Periskop.id - PT Daya Intiguna Yasa Tbk (MDIY) atau MR.D.I.Y. Indonesia mencatat pendapatan Rp4,6 triliun pada semester I 2026, naik 24,5% dibanding periode yang sama tahun lalu. Kinerja tersebut turut mendorong pertumbuhan laba bersih menjadi Rp590,7 miliar.
Direktur Utama MR.D.I.Y. Indonesia, Edwin Cheah menjelaskan, capaian itu mencerminkan relevansi strategi bisnis Perseroan yang tetap sesuai dengan kebutuhan konsumen.
Menurutnya, fokus pada aksesibilitas dan harga terjangkau menjadi faktor yang menopang pertumbuhan perusahaan.
"Aksesibilitas dan keterjangkauan merupakan inti dari model bisnis Perseroan. Seiring konsumen yang semakin cermat dalam membelanjakan uangnya, mereka mencari produk yang andal dan memberikan nilai yang nyata," ujar Edwin dalam keterangan tertulis di Jakarta, Kamis (30/7).
Selain mencatat kenaikan pendapatan, Perseroan juga membukukan laba kotor sebesar Rp2,4 triliun atau meningkat 15,7% secara tahunan. Laba bersih perusahaan juga tumbuh 16,4% dibanding semester I tahun sebelumnya.

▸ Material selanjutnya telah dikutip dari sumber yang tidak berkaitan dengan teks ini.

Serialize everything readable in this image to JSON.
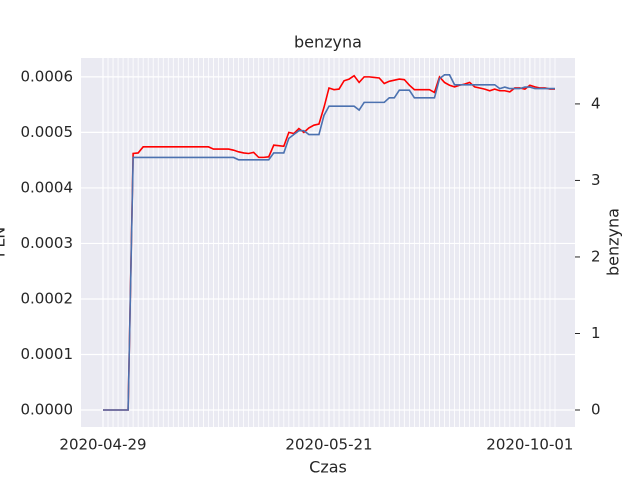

Menurut Edwin, pertumbuhan bisnis tersebut turut didukung meningkatnya aktivitas belanja pelanggan. Hal itu terlihat dari jumlah transaksi yang naik 23,3% seiring meluasnya jaringan toko dan tingginya permintaan terhadap produk dengan harga terjangkau.
Pada semester I 2026, Perseroan membuka 130 gerai baru. Dengan penambahan tersebut, jaringan MR.D.I.Y. Indonesia kini mencapai 1.349 toko yang tersebar di berbagai daerah di Indonesia.
"Prioritas kami adalah untuk terus memahami kebutuhan pelanggan yang terus berkembang dan tetap relevan dalam kehidupan sehari-hari mereka. Dengan cara itulah kami membangun kepercayaan pelanggan dalam jangka panjang sekaligus mendorong pertumbuhan yang berkelanjutan," kata Edwin.
Sejalan dengan ekspansi bisnis, Perseroan juga memperluas program tanggung jawab sosial melalui inisiatif MR.D.I.Y. Untuk Indonesia. Menurut Edwin, program tersebut berfokus pada pemberdayaan perempuan dan anak, keberlanjutan lingkungan, serta penguatan usaha mikro, kecil, dan menengah (UMKM).
Pada pilar pemberdayaan perempuan dan anak, perusahaan menyalurkan sekitar 10.000 STEM Kit kepada anak-anak selama semester I 2026. Sementara pada bidang lingkungan, Perseroan memperluas kerja sama dengan Rekosistem melalui penyediaan drop box daur ulang di 52 toko MR.D.I.Y. Indonesia.
Selain itu, Perseroan juga menjalankan program pendampingan dan pelatihan bagi UMKM serta mitra pemasok lokal.
Menurut Edwin, langkah tersebut dilakukan untuk meningkatkan kapasitas usaha sekaligus memperkuat rantai pasok nasional.
"Upaya-upaya ini turut memperkuat posisi kami sebagai merek yang diandalkan keluarga Indonesia dalam memenuhi kebutuhan sehari-hari," pungkas Edwin.